After that, the woman quit her job and alerted a family member to what had happened. The imam told her he would not touch her again if she returned to work, but the woman refused and moved out of state, Lantz said.
The younger victim, now an adult, went to authorities about Saleem’s past abuse of her after learning he was being investigated for the later allegations.
The prosecutor said Saleem touched the younger victim’s genitals outside of her clothes and fondled her breasts dozens of times between 2001 and 2003, until she too moved out of state.
Judge James Karahalios had earlier ruled that, had Saleem gone to trial, he would have allowed testimony from two other women who also claimed the imam groped them. Four women have also filed a civil suit claiming sex abuse by the imam. In some cases the claims date back decades.
Lantz said both victims chose not to attend the plea hearing but were satisfied that the imam took responsibility for his actions. She said they were not seeking orders of protection against him.
The elderly, white-bearded imam had appeared to be close to accepting a plea bargain in recent days, and had made two earlier court appearances this week as lawyers negotiated in private in the judge’s chambers. On Tuesday, Karahalios gave Saleem until Sept. 2 to accept the proposed plea deal.

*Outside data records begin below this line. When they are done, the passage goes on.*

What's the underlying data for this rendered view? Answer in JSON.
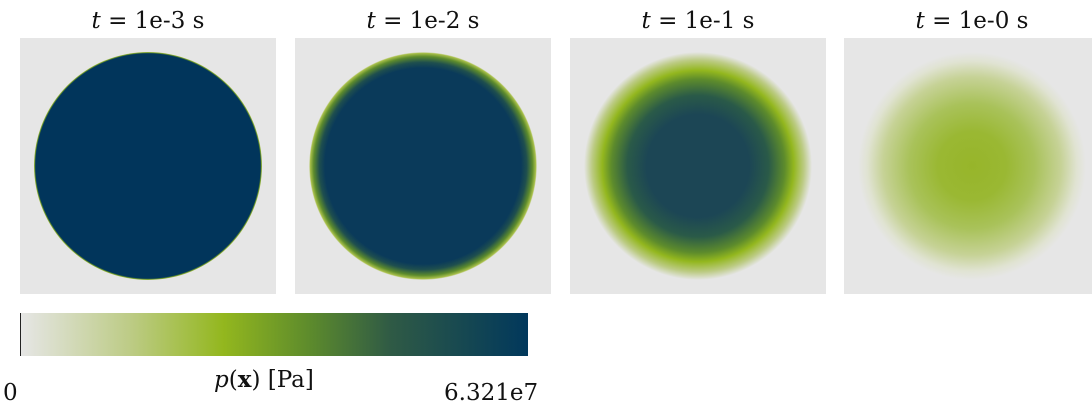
{
  "panels": [
    {
      "title_var": "t",
      "title_rest": " = 1e-3 s",
      "colormap_level": 1.0
    },
    {
      "title_var": "t",
      "title_rest": " = 1e-2 s",
      "colormap_level": 0.95
    },
    {
      "title_var": "t",
      "title_rest": " = 1e-1 s",
      "colormap_level": 0.8
    },
    {
      "title_var": "t",
      "title_rest": " = 1e-0 s",
      "colormap_level": 0.4
    }
  ],
  "colorbar": {
    "min_label": "0",
    "max_label": "6.321e7",
    "title_var": "p",
    "title_open": "(",
    "title_bold": "x",
    "title_close": ")",
    "title_unit": " [Pa]",
    "colors": [
      "#e6e6e6",
      "#bccb84",
      "#93b71e",
      "#5d8b2c",
      "#2f5a45",
      "#01385c"
    ]
  },
  "background_color": "#e6e6e6"
}
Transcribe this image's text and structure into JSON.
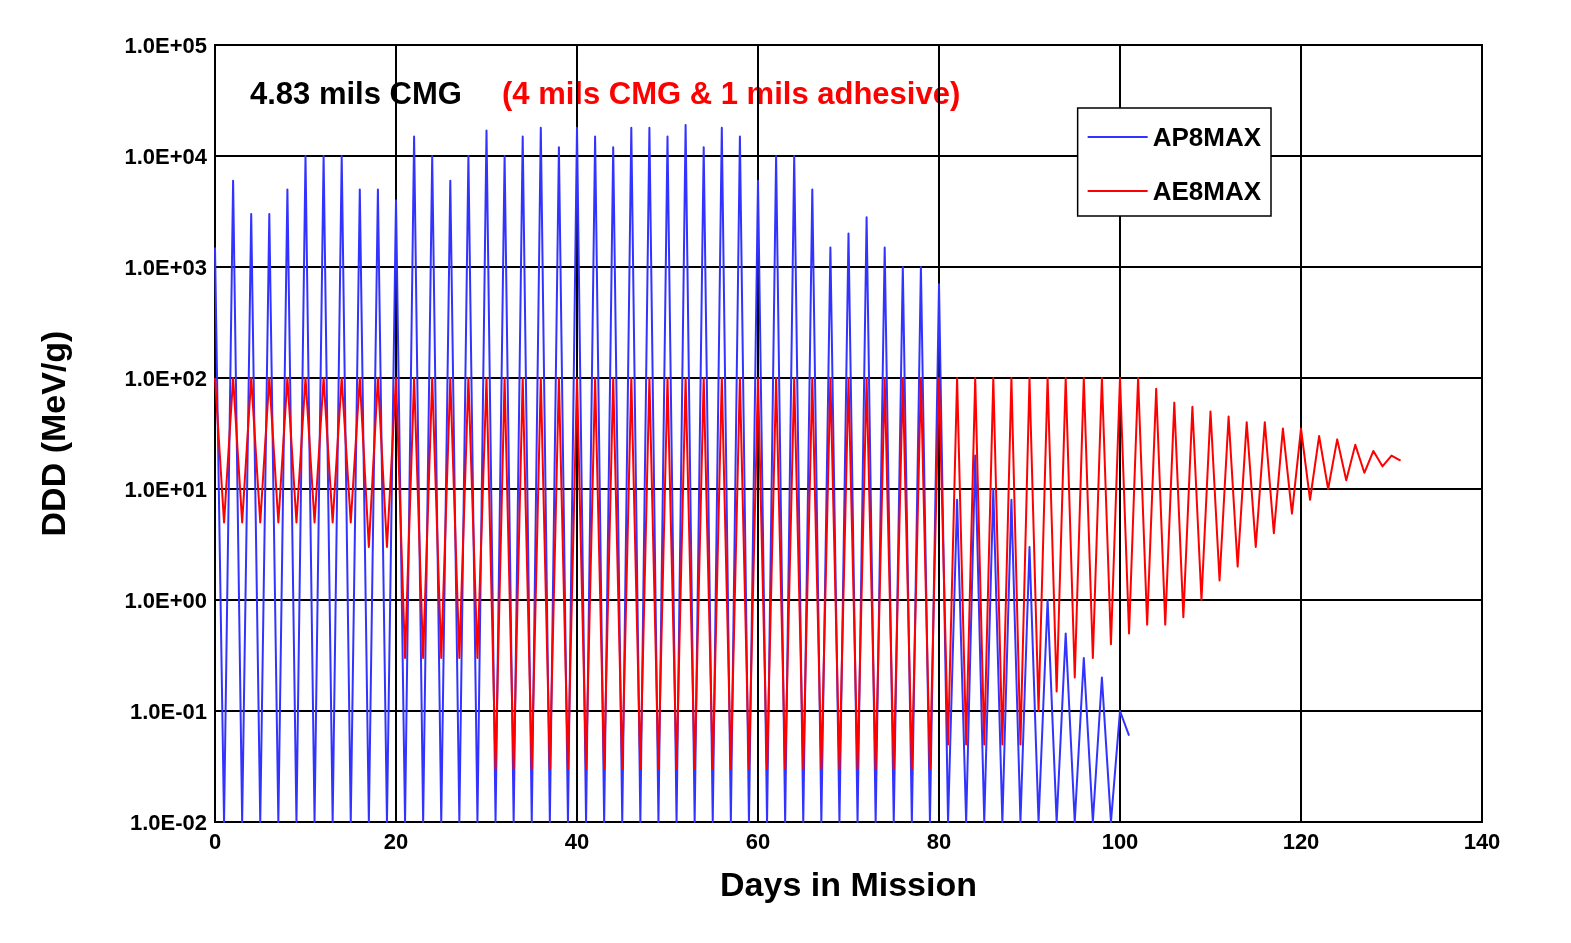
{
  "chart_data": {
    "type": "line",
    "xlabel": "Days in Mission",
    "ylabel": "DDD (MeV/g)",
    "annotations": [
      "4.83 mils CMG",
      "(4 mils CMG & 1 mils adhesive)"
    ],
    "log": "y",
    "grid": true,
    "legend": "top right",
    "marker": "none",
    "line_style": "solid",
    "xlim": [
      0,
      140
    ],
    "xticks": [
      0,
      20,
      40,
      60,
      80,
      100,
      120,
      140
    ],
    "ylim": [
      0.01,
      100000
    ],
    "yticks": [
      {
        "value": 0.01,
        "label": "1.0E-02"
      },
      {
        "value": 0.1,
        "label": "1.0E-01"
      },
      {
        "value": 1,
        "label": "1.0E+00"
      },
      {
        "value": 10,
        "label": "1.0E+01"
      },
      {
        "value": 100,
        "label": "1.0E+02"
      },
      {
        "value": 1000,
        "label": "1.0E+03"
      },
      {
        "value": 10000,
        "label": "1.0E+04"
      },
      {
        "value": 100000,
        "label": "1.0E+05"
      }
    ],
    "series": [
      {
        "name": "AP8MAX",
        "color": "#3333ff",
        "x": [
          0,
          1,
          2,
          3,
          4,
          5,
          6,
          7,
          8,
          9,
          10,
          11,
          12,
          13,
          14,
          15,
          16,
          17,
          18,
          19,
          20,
          21,
          22,
          23,
          24,
          25,
          26,
          27,
          28,
          29,
          30,
          31,
          32,
          33,
          34,
          35,
          36,
          37,
          38,
          39,
          40,
          41,
          42,
          43,
          44,
          45,
          46,
          47,
          48,
          49,
          50,
          51,
          52,
          53,
          54,
          55,
          56,
          57,
          58,
          59,
          60,
          61,
          62,
          63,
          64,
          65,
          66,
          67,
          68,
          69,
          70,
          71,
          72,
          73,
          74,
          75,
          76,
          77,
          78,
          79,
          80,
          81,
          82,
          83,
          84,
          85,
          86,
          87,
          88,
          89,
          90,
          91,
          92,
          93,
          94,
          95,
          96,
          97,
          98,
          99,
          100,
          101
        ],
        "values": [
          1500,
          0.01,
          6000,
          0.01,
          3000,
          0.01,
          3000,
          0.01,
          5000,
          0.01,
          10000,
          0.01,
          10000,
          0.01,
          10000,
          0.01,
          5000,
          0.01,
          5000,
          0.01,
          4000,
          0.01,
          15000,
          0.01,
          10000,
          0.01,
          6000,
          0.01,
          10000,
          0.01,
          17000,
          0.01,
          10000,
          0.01,
          15000,
          0.01,
          18000,
          0.01,
          12000,
          0.01,
          18000,
          0.01,
          15000,
          0.01,
          12000,
          0.01,
          18000,
          0.01,
          18000,
          0.01,
          15000,
          0.01,
          19000,
          0.01,
          12000,
          0.01,
          18000,
          0.01,
          15000,
          0.01,
          6000,
          0.01,
          10000,
          0.01,
          10000,
          0.01,
          5000,
          0.01,
          1500,
          0.01,
          2000,
          0.01,
          2800,
          0.01,
          1500,
          0.01,
          1000,
          0.01,
          1000,
          0.01,
          700,
          0.01,
          8,
          0.01,
          20,
          0.01,
          10,
          0.01,
          8,
          0.01,
          3,
          0.01,
          1,
          0.01,
          0.5,
          0.01,
          0.3,
          0.01,
          0.2,
          0.01,
          0.1,
          0.06
        ]
      },
      {
        "name": "AE8MAX",
        "color": "#ff0000",
        "x": [
          0,
          1,
          2,
          3,
          4,
          5,
          6,
          7,
          8,
          9,
          10,
          11,
          12,
          13,
          14,
          15,
          16,
          17,
          18,
          19,
          20,
          21,
          22,
          23,
          24,
          25,
          26,
          27,
          28,
          29,
          30,
          31,
          32,
          33,
          34,
          35,
          36,
          37,
          38,
          39,
          40,
          41,
          42,
          43,
          44,
          45,
          46,
          47,
          48,
          49,
          50,
          51,
          52,
          53,
          54,
          55,
          56,
          57,
          58,
          59,
          60,
          61,
          62,
          63,
          64,
          65,
          66,
          67,
          68,
          69,
          70,
          71,
          72,
          73,
          74,
          75,
          76,
          77,
          78,
          79,
          80,
          81,
          82,
          83,
          84,
          85,
          86,
          87,
          88,
          89,
          90,
          91,
          92,
          93,
          94,
          95,
          96,
          97,
          98,
          99,
          100,
          101,
          102,
          103,
          104,
          105,
          106,
          107,
          108,
          109,
          110,
          111,
          112,
          113,
          114,
          115,
          116,
          117,
          118,
          119,
          120,
          121,
          122,
          123,
          124,
          125,
          126,
          127,
          128,
          129,
          130,
          131
        ],
        "values": [
          100,
          5,
          100,
          5,
          100,
          5,
          100,
          5,
          100,
          5,
          100,
          5,
          100,
          5,
          100,
          5,
          100,
          3,
          100,
          3,
          100,
          0.3,
          100,
          0.3,
          100,
          0.3,
          100,
          0.3,
          100,
          0.3,
          100,
          0.03,
          100,
          0.03,
          100,
          0.03,
          100,
          0.03,
          100,
          0.03,
          100,
          0.03,
          100,
          0.03,
          100,
          0.03,
          100,
          0.03,
          100,
          0.03,
          100,
          0.03,
          100,
          0.03,
          100,
          0.03,
          100,
          0.03,
          100,
          0.03,
          100,
          0.03,
          100,
          0.03,
          100,
          0.03,
          100,
          0.03,
          100,
          0.03,
          100,
          0.03,
          100,
          0.03,
          100,
          0.03,
          100,
          0.03,
          100,
          0.03,
          100,
          0.05,
          100,
          0.05,
          100,
          0.05,
          100,
          0.05,
          100,
          0.05,
          100,
          0.1,
          100,
          0.15,
          100,
          0.2,
          100,
          0.3,
          100,
          0.4,
          100,
          0.5,
          100,
          0.6,
          80,
          0.6,
          60,
          0.7,
          55,
          1,
          50,
          1.5,
          45,
          2,
          40,
          3,
          40,
          4,
          35,
          6,
          35,
          8,
          30,
          10,
          28,
          12,
          25,
          14,
          22,
          16,
          20,
          18
        ]
      }
    ]
  }
}
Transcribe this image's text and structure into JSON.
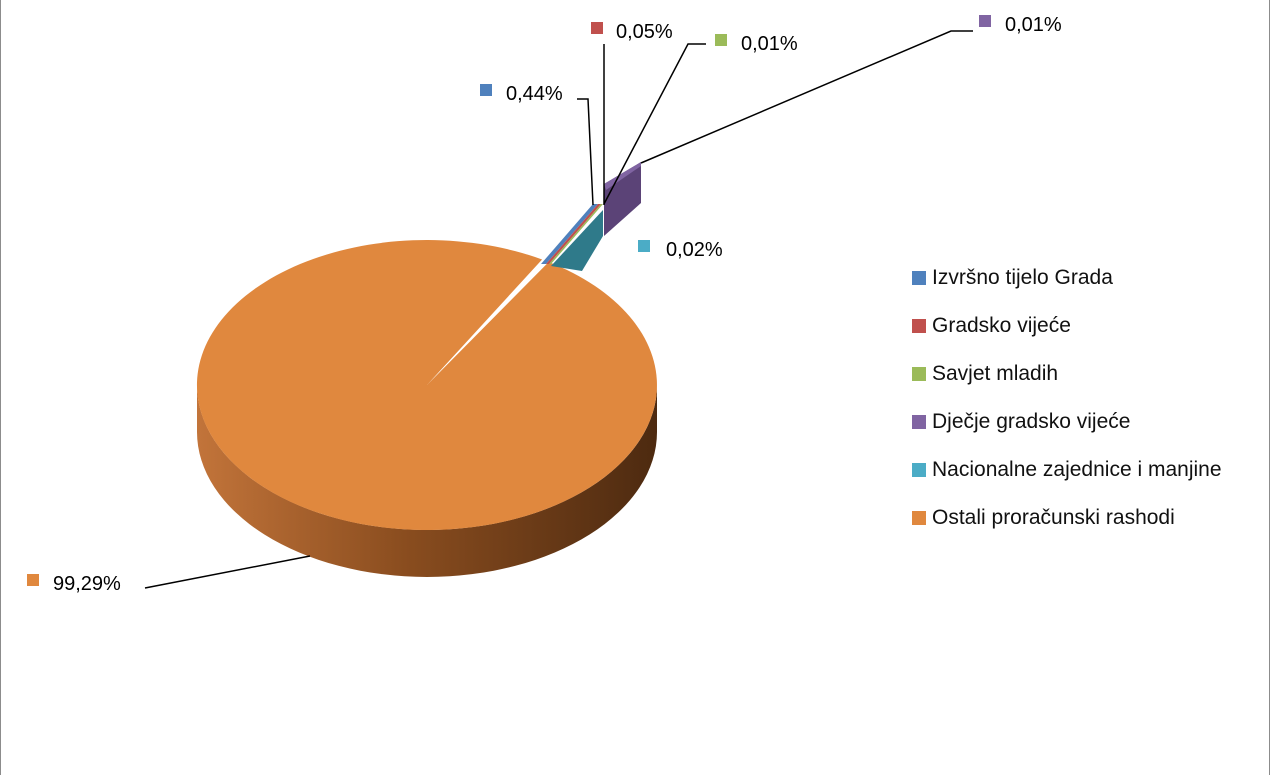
{
  "chart_data": {
    "type": "pie",
    "style": "3d-exploded",
    "legend_position": "right",
    "series": [
      {
        "name": "Izvršno tijelo Grada",
        "value": 0.44,
        "label": "0,44%",
        "color": "#4f81bd"
      },
      {
        "name": "Gradsko vijeće",
        "value": 0.05,
        "label": "0,05%",
        "color": "#c0504d"
      },
      {
        "name": "Savjet mladih",
        "value": 0.01,
        "label": "0,01%",
        "color": "#9bbb59"
      },
      {
        "name": "Dječje gradsko vijeće",
        "value": 0.01,
        "label": "0,01%",
        "color": "#8064a2"
      },
      {
        "name": "Nacionalne zajednice i manjine",
        "value": 0.02,
        "label": "0,02%",
        "color": "#4bacc6"
      },
      {
        "name": "Ostali proračunski rashodi",
        "value": 99.29,
        "label": "99,29%",
        "color": "#e0883e"
      }
    ]
  }
}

Saleem, in a wheelchair and in religious garb, did not speak during the hearing except to tell the judge, “I plead guilty” and to acknowledge that he understood what he was pleading to, which was two counts of aggravated criminal sexual abuse. After the hearing, he was taken for his first appointment with a probation officer in Cook County court’s Rolling Meadows branch.
Afsar Ali, a Muslim who attended the hearing but is not affiliated with the institute’s mosque, said he was “happy for the victims and hope this will provide some sort of closure for them.”
Ali said the women set a good example in the Muslim community by coming forward with their allegations.
“I wish our community was more open to talking about this so that if our children are violated in any way, they can come forward without fear,” he said.